Clock. All participants were able to read the time both in the HoloLens and on the wristwatch. Using the HoloLens resulted in both faster and more accurate responses when determining the current time compared to the respective condition on the wristwatch (see Figs. 5 and 6). Further, responses to numerical representations were faster (HoloLens: 2.74 s vs. 5.92 s; Watch: 5.23 s vs. 7.46 s) and more accurate (HoloLens: 0.00 vs. 1.67; Watch: 1.00 vs. 2.33) than to symbolic representations. Here, the errors in the conditions with symbolic representation resulted from a misreading of the hour hand, e.g., 8:55 read as 9:55, or a mixup of the hands, e.g., 10:45 read as 8:55. Other types of inaccuracies (8:35 read as 8:30) were only observed once. All errors for numerical representations originate from visually similar digits, e.g., 8 instead of 3, or 6 instead of 5.
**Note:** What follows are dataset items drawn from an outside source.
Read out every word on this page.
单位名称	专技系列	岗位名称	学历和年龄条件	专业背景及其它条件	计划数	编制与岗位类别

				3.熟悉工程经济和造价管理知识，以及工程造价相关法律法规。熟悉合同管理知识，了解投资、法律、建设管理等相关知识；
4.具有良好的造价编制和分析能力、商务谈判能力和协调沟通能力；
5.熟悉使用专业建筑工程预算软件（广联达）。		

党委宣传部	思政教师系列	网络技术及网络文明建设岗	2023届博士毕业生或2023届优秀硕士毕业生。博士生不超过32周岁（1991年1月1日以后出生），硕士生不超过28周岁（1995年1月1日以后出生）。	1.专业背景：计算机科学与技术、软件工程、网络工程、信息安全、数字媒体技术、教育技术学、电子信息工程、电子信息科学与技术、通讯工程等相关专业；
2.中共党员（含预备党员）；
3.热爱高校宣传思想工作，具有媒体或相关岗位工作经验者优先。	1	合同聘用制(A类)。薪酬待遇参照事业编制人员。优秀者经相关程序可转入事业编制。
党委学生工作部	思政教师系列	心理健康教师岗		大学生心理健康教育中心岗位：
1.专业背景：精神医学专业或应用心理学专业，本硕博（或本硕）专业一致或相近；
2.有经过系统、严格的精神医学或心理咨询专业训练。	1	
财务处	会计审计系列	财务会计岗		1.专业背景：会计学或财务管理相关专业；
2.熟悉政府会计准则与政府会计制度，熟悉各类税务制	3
The participants reported preferring the AR-presentation in the HoloLens to the wristwatch. They also compared it to their usual means of obtaining the time and further confirmed some of the above findings. For instance, the advantage of the augmentation is likely attributable to the possibility of magnification and accompanying decrease in visual clutter. P1 said “The HoloLens requires less effort” and “The space between the clock hands is easier to perceive on the HoloLens”. P2 was amazed by the numerical representation in the HoloLens, “The numbers are huge, even larger than on my mobile phone, this is great”. P3 complained about the size of the numerical representation on the wristwatch “This is really small, and the numbers are very close together. This is hard for me”.

Fig. 5.
figure 5

The figure shows the response times for reading the time of day for displaying the information in the HoloLens (HL) or on the wristwatch (WW). The average over all participants (black circle) shows that participants were faster using the HoloLens compared to the wristwatch and numerical compared to symbolic representation.

Fig. 6.
figure 6

The figure shows the number of errors for reading the clock. In the condition with numerical representation, results were less error prone than in the condition with symbolic representations. Additionally, participants achieved better results with the HoloLens (HL) compared to the wristwatch (WW).

6 Conclusion

Our results demonstrate that the HoloLens enables users to recognize facial expressions and further provides a benefit over a wristwatch when reading the time. Alphanumerical representations are easier to read, as long as the visual acuity of the user is sufficient to resolve the displayed text. However, if the visual acuity is too low to read even large text in the HoloLens, a symbolic representation can provide a good or even better alternative. In general, simple symbolic visualizations are more robust against differences in acuity. In conclusion, an AR system, especially if customized to the visual acuity of the user, can assist in everyday situations to individuals with low vision, either by providing access to previously non-accessible information or by helping to process available information faster.